Why is lambda allowed as a key in a dict?

Terry Reedy tjreedy at udel.edu
Wed Mar 11 17:32:07 EDT 2009


r wrote:
> On Mar 11, 3:40 pm, Craig Allen <callen... at gmail.com> wrote:
>> On Mar 10, 1:39 pm, Paul Rubin <http://phr...@NOSPAM.invalid> wrote:

>>> Identical strings don't necessarily have the same id:

A more verbose way to put this is "Requesting a string with a value that 
  is the same an an existing string does not necessarily result in reuse 
of the existing string but mey result in creation of a new, duplicate 
string.

>>>     >>> a = "a"*1000
>>>     >>> b = "a"*1000
>>>     >>> id(a),id(b)
>>>     (137143648, 137144680)
>>>     >>> a==b
>>>     True

>> interesting, I thought they were supposed to.

Reuse of immutable objects is entirely up to the implementation. 
CPython reuses small ints and identifier-like strings that it 'expects' 
    would otherwise be duplicated.  There is no reason to expect that 
the programmer will ask for 'a'*1000 again instead of explicitly reusing 
the existing object.  On the other hand, identifiers are almost always 
reused, often multiple times..  (Non-reuse may even by a bug!.)

> Are you joking? two objects == two ids. if not i would dump Python
> forever!

Me too, but see rewording.

> Do you think Vector(0,0,0) and Vector(0,0,0) would have the same id?

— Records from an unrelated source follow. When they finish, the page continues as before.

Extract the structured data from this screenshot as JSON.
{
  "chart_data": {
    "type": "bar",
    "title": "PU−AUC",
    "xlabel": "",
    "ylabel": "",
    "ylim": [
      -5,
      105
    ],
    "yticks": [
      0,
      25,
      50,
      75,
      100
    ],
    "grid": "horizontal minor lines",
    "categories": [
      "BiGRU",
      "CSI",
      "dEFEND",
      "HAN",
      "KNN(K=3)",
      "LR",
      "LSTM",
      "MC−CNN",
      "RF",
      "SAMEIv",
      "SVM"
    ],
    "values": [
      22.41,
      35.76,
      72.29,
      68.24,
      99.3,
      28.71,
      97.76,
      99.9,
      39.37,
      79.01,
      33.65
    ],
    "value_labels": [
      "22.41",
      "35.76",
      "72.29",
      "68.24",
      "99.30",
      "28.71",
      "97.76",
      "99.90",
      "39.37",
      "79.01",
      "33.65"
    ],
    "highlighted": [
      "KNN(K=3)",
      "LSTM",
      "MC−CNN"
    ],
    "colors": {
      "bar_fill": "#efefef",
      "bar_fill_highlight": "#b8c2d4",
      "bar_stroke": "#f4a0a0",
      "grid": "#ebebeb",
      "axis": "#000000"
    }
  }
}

If the instances of Vector are immutable, possibly yes.
If Vector(0,0,0) were typically called hundreds of times within a 
program, it might be worthwhile for the Vector class to pre-allocate one 
instance with that value and return it for each of the hundreds of 
calls.  That would be an implementation decision, which could be changed 
with experience.

Similarly, if one is populating a LARGE structure with duplicate values, 
it may be worthwhile to cache values that are not cached by the interpreter.